The police involved in the discovery and investigation were profoundly affected; several left the force; those that stayed always were on the look out for the clue, the story, that might finally point them in the right direction.

All of them chipped in their own money to bury her.

But they were bothered by her being alone and unnamed.

Two decades later, a local Prosecutor started the Garden of Innocence, a site in a local cemetery in which children who are abandoned (dead in dumpsters and duffle bags) or unclaimed in the morgue are buried with dignity.

The Detective wanted HIS girl to be with other children who had traveled a similar journey;
he wanted her not to be alone anymore.

So he received permission from the courts to have her dis-interred and re-buried.
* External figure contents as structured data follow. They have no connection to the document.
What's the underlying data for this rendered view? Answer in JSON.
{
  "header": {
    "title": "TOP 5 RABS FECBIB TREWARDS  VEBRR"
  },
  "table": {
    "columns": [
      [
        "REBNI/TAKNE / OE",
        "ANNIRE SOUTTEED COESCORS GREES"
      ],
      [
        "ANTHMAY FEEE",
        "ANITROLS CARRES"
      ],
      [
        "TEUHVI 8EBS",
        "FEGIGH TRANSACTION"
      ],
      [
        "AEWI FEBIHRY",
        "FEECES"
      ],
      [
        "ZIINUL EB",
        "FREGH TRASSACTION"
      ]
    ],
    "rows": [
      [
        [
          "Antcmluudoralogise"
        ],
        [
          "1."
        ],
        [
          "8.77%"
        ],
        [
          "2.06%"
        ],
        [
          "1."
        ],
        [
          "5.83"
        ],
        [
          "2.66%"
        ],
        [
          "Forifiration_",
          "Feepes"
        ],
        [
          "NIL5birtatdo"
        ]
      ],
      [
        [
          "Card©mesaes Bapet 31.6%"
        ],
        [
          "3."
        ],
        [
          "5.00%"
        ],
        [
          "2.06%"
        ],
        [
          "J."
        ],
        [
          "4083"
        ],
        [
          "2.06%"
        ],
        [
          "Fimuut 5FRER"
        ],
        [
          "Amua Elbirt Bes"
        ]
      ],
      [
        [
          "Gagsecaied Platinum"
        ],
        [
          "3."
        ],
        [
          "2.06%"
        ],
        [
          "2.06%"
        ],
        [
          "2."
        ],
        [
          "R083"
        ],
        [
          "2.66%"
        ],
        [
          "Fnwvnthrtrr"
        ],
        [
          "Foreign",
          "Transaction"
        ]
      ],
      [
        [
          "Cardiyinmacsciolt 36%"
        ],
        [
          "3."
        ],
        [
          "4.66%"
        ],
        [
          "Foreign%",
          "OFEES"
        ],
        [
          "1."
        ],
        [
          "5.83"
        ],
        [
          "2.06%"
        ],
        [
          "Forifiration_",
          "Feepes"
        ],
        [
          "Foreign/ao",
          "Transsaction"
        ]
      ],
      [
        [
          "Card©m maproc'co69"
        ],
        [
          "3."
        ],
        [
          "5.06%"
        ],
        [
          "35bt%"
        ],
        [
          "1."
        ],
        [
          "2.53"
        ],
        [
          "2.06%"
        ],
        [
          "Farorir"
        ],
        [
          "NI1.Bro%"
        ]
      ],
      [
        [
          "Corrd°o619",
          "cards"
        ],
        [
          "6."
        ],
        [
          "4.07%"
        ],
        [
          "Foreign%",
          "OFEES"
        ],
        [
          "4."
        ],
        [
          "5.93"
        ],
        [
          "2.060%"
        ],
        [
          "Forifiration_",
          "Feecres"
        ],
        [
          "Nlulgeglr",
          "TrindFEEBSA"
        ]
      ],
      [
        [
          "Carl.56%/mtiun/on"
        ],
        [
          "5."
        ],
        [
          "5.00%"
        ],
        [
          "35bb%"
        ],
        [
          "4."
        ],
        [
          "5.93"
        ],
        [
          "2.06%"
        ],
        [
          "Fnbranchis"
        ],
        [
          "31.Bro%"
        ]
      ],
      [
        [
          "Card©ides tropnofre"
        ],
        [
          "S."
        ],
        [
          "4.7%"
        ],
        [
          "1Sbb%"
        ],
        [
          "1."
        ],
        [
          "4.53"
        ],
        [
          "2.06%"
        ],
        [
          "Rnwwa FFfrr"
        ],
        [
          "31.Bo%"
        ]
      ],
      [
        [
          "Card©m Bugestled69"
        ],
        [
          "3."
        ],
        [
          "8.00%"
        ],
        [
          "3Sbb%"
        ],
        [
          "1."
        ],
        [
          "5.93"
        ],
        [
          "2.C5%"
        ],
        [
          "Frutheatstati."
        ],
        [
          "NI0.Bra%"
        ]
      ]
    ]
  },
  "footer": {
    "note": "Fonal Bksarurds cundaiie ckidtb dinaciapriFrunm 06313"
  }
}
The only thing was, he said, when they went to the site where she had been buried, there was no body and no casket to be found.

He, and colleagues, have watched the original tape of the funeral, paced off the distance and recalculated markers and space; all to no avail.
She is missing.

When I said that maybe she can't rest until she finds her head - after giving me a crooked smile which said that only someone with too many years of dealing with this kind of thing could make that kind of joke and be understood - he replied that it made as much sense to him as any other explanation that's been offered.

My faith, and his, teaches us that we are ALL named, known and loved by our Creator.
No matter how this life maims and dis-members us, He will re-member and reclaim us as His own.

I pray that, in the only sense that truly matters, she has already been found and is safe at Home.